We call readers’ attention to the fact that the Index is based upon VPPA offers, not executed transactions, that were made over the prior quarter.  As such, these VPPA prices do not fully reflect the now substantial monthly price increases in executed transactions driven in part by Russia’s war of aggression in Ukraine, continued supply chain challenges, and tariff-related issues with imported solar modules.

Key findings from our Q2 analysis include:

  1. Wind VPPA prices across the country were up 19% on average from the previous 12 months, while solar VPPA prices were also up 19%.
  2. In the past quarter, average realized wind prices in Q2 2022 were up a whopping 121% across hubs from Q2 2021 and solar prices were up 124%.
  3. Our longer-term view Opportunity Index shows that average modeled cashflow through 2037 per 10MW VPPA across hubs improved $30K in Q2 versus Q1 for wind and improved $17K for solar.
  4. In Q2, wind VPPAs modeled to be less expensive in 60% of all hubs versus buying unbundled RECs (based on a third-party long-term forecast of $4.99/REC), and solar VPPAs modeled to be less expensive in 78% of all hubs.
  5. The average modeled hub annual cashflow for a 10MW wind VPPA would have been $47K less expensive than buying the equivalent number of unbundled RECs, and the average modeled hub annual cashflow for a 10MW solar VPPA would have been $176K less expensive than buying unbundled RECs.
  6. Price modeling shows that ERCOT (Texas) solar continued to present the strongest opportunities for positive cash flow in Q2. The average modeled ERCOT annual cashflow for a 10MW solar VPPA was $480K.
  7. Price modeling shows that ERCOT also continued to present the best opportunities for wind in Q2. The average modeled ERCOT annual cashflow for a 10MW wind VPPA was $78K.  The model also showed a cash-positive opportunity for wind in MISO Arkansas.
  8. Price modeling shows that solar also presented cash positive opportunities in multiple MISO hubs (AR, IL, IN, and LA) and PJM hubs (AEP-Dayton & Northern Illinois) in Q2.

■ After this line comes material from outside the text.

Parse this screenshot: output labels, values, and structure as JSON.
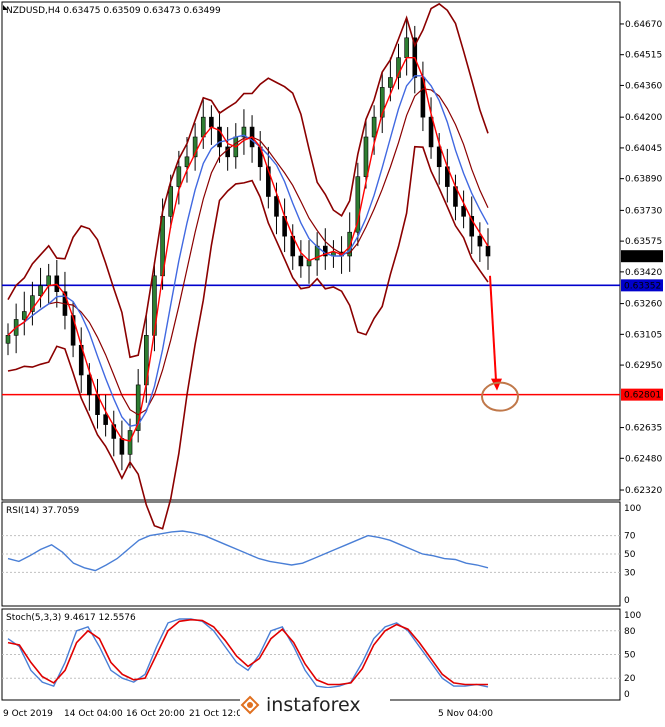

The NZCB VPPA Opportunity Index is an intentionally simplified rendering of complex markets, but NZCB participants find it helpful in beginning to gain an understanding of VPPA market dynamics and financial implications for implementing their renewable energy strategies through VPPAs and aggregated VPPAs.  In pursuing any specific VPPA opportunities, NZCB participants require very detailed and custom analytics performed with senior expert assistance before transacting.  This assistance requires financial, legal, and market expertise to drive timely procurement strategy development and implementation, transaction structuring, contracting, and negotiation services to create a successful and auditable corporate procurement process in rapidly changing markets.

 

*Methodology

  • To calculate average annual cashflows, SR Inc multiplies 1) the difference of technology-shaped realized market prices (2015-2022) & forecasted technology-shaped electricity futures market prices (2022-2037) versus top quartile VPPA prices in each hub by 2) the typical total annual production for 10MW offtakes for wind and solar, respectively.
  • SR Inc uses 36K MWh production per year for 10MW of wind and 26K MWh per year for 10MW of solar to provide “apples to apples” comparisons for both technologies across hubs.
  • The top quartile VPPA price assumes a scaled offtake of at least 50MW, but SR Inc uses 10MW because it is typically the minimum individual corporate offtake required within 100+ MW aggregated procurements REPS manages for NZCB participants.

Data Sources

  • The NZCB Opportunity Index is developed from proprietary analytics and multiple data providers, which include:
    • LevelTen Energy PPA Price Index top quartile VPPA pricing data for Q2 2022 (all proposed projects of 8+ years)
    • REsurety REmap actual average, technology-shaped realized market prices for 2015-2022 and technology-shaped future market price forecasts for 2022-2037 (as of June 30, 2022) based on multiple electricity futures markets.